Poster Presentation 2nd Australian Cancer and Metabolism Meeting 2017

Lipogenesis is dispensable for liver tumourigenesis in mice treated with diethynitrosamine (#30)

Marin E Healy 1 , Jenny DY Chow 2 , Frances L Byrne 3 , Kyle L Hoehn 3
  1. University of Sydney, Sydney
  2. LaTrobe University, Melbourne
  3. University of New South Wales, Kensington, NSW, Australia

Primary liver cancer is one of the deadliest cancers in the world and is the cancer with the fastest growing incidence in Australia. Patients with elevated lipogenic signatures in tumor tissue have extremely poor prognosis and current evidence strongly suggests that blocking lipogenesis represents a promising approach to treat or prevent liver cancer. However, we show that mice with liver-specific knockout of ACC1 and ACC2 genes completely lack hepatic lipogenesis but develop twice the tumour burden of floxed controls exposed to the hepatocellular carcinogen diethylnitrosamine.

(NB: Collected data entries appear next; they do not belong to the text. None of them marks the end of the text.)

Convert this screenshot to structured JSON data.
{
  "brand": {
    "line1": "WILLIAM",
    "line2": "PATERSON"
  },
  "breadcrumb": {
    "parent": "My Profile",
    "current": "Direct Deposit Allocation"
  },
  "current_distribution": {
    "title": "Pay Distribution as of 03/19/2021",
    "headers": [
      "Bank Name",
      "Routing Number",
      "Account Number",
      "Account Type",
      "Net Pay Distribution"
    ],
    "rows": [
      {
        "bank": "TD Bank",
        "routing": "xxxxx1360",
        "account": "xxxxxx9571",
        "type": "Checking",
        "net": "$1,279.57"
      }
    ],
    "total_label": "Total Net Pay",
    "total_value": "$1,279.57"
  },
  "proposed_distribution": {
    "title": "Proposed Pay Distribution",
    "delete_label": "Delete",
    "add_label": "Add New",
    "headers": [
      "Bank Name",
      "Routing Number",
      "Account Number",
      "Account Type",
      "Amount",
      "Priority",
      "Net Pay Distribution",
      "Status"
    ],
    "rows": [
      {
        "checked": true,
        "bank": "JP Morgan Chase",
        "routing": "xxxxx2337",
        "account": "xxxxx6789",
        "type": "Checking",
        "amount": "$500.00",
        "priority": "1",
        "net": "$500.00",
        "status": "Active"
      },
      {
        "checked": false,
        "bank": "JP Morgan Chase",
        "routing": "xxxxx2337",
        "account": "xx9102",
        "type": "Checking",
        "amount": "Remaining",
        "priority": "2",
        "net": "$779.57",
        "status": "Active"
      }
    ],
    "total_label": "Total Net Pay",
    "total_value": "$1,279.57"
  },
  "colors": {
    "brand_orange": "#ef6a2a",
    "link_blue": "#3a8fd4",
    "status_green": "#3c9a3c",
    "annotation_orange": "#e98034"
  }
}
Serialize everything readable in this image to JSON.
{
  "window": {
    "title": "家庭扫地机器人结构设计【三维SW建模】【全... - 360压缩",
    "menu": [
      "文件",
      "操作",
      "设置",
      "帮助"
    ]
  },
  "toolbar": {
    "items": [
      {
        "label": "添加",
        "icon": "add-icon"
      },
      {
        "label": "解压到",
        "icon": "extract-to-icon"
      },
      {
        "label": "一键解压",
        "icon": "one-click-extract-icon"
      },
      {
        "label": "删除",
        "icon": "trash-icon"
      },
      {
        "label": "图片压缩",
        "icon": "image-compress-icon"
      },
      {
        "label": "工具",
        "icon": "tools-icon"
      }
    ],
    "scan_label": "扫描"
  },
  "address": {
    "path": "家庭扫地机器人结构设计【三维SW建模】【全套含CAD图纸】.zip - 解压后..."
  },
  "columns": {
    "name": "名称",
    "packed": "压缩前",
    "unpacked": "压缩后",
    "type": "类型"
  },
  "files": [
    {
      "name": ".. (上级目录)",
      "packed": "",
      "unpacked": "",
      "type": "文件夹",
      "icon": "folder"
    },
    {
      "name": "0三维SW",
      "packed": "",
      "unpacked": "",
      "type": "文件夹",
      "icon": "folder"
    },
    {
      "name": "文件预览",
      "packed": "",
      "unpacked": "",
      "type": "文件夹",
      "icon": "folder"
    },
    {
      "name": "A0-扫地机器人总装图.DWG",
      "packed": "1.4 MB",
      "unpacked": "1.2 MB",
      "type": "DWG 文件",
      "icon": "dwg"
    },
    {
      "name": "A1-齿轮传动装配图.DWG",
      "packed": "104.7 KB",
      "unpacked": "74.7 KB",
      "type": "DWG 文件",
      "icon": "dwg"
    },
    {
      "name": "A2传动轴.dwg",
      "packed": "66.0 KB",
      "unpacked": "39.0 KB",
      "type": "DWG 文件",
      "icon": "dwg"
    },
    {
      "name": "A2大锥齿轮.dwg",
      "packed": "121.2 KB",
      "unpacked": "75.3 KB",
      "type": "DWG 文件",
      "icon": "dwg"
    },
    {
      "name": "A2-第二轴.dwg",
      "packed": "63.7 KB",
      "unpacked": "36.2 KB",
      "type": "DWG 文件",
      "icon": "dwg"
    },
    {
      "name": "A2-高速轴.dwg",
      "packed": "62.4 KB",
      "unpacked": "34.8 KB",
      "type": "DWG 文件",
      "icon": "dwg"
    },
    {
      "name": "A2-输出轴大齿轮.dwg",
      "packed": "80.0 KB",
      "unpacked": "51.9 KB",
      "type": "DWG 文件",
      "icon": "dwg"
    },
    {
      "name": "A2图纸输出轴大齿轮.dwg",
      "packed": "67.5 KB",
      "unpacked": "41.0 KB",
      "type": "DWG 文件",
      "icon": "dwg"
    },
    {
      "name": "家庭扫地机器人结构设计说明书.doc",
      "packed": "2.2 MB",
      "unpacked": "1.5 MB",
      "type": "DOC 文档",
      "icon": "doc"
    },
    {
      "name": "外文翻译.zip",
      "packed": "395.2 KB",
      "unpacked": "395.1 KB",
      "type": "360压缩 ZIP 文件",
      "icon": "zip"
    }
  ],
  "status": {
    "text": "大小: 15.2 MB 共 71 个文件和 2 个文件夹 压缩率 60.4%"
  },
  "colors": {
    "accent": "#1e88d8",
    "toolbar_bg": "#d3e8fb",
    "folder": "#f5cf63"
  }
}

Mechanistically, the loss of lipogenesis conserved NADPH leading to improved antioxidant defense and increased survival of damaged hepatocytes. Importantly, there were no genotype-specific differences in the hallmark risk factors for liver cancer including hepatic steatosis, adiposity, inflammation, hyperinsulinemia, or glucose intolerance. Furthermore, we showed that lipogenesis-deficient liver tumour cells were fully capable of satisfying their requirement for lipid by upregulating transporters that scavenge fats from the circulation. These data reveal an important role for ACC enzymes in antioxidant defense, cell survival and proliferation in the context of liver tumorigenesis.